Table 3. Tool-type frequencies
Type N %
Retouched flakes 8 21
Notches and denticulates 8 21
Scrapers 12 32
Bifaces 4 11
Knives 1 3
Varia 4 11
Hammer stones 1 3
Total 38 100
 The excavation at Meqor Hayyim revealed re-deposited Middle Palaeolithic artifacts, which in spite of their secondary deposition, add to the accumulating information regarding the Middle Palaeolithic period in the Jerusalem Area.
Geologically, the origin of Layer 1 is probably an aeolian deposition of dust that was identified in several sites in the Greater Jerusalem Area (HA-ESI 121; Barzilai O., Aga N. and Cruvi O. 2010. Prehistoric Artifacts from Emeq Rephaim (Area C).
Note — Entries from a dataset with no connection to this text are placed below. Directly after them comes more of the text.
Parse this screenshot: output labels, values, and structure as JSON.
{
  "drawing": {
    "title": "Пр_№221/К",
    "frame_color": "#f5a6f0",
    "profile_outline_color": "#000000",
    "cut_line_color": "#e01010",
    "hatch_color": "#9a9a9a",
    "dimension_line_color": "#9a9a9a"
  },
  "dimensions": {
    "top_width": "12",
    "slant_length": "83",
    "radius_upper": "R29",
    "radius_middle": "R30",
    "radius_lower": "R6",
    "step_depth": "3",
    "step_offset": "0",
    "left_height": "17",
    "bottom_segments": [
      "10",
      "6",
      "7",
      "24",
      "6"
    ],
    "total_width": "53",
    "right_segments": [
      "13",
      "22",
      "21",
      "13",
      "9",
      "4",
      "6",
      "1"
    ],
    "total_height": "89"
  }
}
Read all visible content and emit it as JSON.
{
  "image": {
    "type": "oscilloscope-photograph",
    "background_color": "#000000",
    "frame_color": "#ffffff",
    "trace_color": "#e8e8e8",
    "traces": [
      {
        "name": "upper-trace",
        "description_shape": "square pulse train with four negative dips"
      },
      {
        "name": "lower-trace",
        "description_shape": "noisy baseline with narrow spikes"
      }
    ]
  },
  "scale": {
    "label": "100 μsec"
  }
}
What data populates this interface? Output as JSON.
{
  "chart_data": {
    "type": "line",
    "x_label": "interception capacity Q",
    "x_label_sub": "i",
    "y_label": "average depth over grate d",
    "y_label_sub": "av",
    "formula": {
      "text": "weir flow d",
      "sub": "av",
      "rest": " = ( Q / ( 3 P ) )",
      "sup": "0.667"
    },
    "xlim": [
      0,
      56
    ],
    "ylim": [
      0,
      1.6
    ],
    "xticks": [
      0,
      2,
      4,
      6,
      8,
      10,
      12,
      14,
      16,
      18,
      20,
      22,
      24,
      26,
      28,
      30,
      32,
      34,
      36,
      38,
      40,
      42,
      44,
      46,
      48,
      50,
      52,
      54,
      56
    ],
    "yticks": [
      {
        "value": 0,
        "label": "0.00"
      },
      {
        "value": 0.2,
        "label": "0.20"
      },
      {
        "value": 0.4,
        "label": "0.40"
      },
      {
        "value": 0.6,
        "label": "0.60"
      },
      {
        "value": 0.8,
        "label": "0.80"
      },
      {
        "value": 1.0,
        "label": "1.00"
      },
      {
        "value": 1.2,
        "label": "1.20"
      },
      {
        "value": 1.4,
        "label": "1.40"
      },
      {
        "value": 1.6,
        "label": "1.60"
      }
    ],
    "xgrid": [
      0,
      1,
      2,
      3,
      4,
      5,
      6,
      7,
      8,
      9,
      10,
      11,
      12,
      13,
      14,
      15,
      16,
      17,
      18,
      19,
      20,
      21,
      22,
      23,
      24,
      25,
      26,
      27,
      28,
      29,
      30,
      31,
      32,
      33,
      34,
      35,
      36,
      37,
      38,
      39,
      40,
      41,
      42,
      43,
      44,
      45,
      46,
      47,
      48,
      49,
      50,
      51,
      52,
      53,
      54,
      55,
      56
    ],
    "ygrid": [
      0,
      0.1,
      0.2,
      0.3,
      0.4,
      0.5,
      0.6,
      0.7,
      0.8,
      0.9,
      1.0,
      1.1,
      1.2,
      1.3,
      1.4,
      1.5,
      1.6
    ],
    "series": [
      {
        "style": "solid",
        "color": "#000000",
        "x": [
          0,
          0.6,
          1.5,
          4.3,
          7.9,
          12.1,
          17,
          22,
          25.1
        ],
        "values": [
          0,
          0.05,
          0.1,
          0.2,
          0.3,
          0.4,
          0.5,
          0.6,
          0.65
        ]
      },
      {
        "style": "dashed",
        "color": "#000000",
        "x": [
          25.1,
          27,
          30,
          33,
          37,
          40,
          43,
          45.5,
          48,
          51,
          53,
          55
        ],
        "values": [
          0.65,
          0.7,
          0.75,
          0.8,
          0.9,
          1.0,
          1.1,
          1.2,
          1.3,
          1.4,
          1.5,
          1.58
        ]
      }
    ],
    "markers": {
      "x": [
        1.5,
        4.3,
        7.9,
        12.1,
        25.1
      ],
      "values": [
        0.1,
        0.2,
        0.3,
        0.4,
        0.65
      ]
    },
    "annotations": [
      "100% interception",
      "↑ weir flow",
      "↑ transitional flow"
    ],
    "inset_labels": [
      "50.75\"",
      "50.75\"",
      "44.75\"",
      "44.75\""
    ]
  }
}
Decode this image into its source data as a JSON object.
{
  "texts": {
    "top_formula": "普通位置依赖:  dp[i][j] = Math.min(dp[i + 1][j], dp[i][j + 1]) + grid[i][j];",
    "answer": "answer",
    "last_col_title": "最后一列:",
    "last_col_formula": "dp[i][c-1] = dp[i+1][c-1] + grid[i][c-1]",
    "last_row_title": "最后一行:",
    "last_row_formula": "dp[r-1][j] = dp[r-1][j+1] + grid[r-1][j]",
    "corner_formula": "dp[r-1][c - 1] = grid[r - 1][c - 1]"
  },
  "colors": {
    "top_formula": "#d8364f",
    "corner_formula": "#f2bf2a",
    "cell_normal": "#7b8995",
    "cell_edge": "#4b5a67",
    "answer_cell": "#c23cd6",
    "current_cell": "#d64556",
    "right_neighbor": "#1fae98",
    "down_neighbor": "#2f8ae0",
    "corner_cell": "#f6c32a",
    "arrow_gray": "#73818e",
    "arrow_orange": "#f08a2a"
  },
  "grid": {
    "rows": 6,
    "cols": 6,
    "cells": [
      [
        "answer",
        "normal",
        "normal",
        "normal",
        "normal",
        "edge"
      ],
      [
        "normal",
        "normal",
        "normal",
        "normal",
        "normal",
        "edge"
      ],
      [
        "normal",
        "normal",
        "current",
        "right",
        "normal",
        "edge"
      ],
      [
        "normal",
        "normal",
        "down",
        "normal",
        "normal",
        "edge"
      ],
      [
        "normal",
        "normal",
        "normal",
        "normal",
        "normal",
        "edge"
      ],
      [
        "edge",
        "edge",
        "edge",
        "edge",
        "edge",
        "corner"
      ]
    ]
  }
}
In D. Amit, O. Peleg-Barkat and G. D. Stiebel,eds. New Studies in the Archaeology of Jerusalem and its Region. Collected papers. Vol. 4. Jerusalem, pp. 31–39 [Hebrew]). As for Layer 2, since the underlying bedrock is hard limestone of the Turonian Bina Formation, which does not consist of any flints, the origins of the flint cobbles and artifacts should be located elsewhere. The closest location of brecciated Campanian flint sources are found at the Arnona-Ramat Rahel district, c. 1 km to the east and c. 80 m higher up. Since the Talpiyot Area is typified by landslides and tectonic activity (Picard, L. 1956. The State of Geology in Jerusalem. In M. Avi-Yonah (ed.)Sepher Yerushalayim (The book of Jerusalem): Jerusalem, its natural conditions, history and development from the origins to the present day. Jerusalem, pp. 35–44 [Hebrew]), it is suggested that the artifacts and natural flint cobbles had drifted from the Arnona-Ramat Rahel flint sources and were buried at Meqor Hayyim c. 70,000 years ago, based on OSL date. Notably, a similar phenomenon was recorded at ‘Emeq Refa’im where greater amounts of natural flint cobbles and Lower Palaeolithic artifacts (including hand axes) were transported via a tributary for a distance of c. 900 m.
Chronologically, the Meqor Hayyim lithic assemblage share characteristics with the Palaeolithic site of Ramat Rahel (HA-ESI 121). Both assemblages manifest high occurrences of unprepared flakes, accompanied by low frequencies of Levallois implements and dominance of scrapers within the tools.
The drifted artifacts from Meqor Hayyim together with the transported Achelian assemblage from ‘Emeq Refa’im indicate that the south Jerusalem area was subject to powerful natural mechanism that shifted Lower and Middle Palaeolithic sites from the water divide and re-deposited them to the west, near the eastern bank of Nahal Refa’im. It is unclear yet how this mechanism operated and what stimulated it; was it triggered by climatic change (increase in annual rainfall), tectonic movements or both?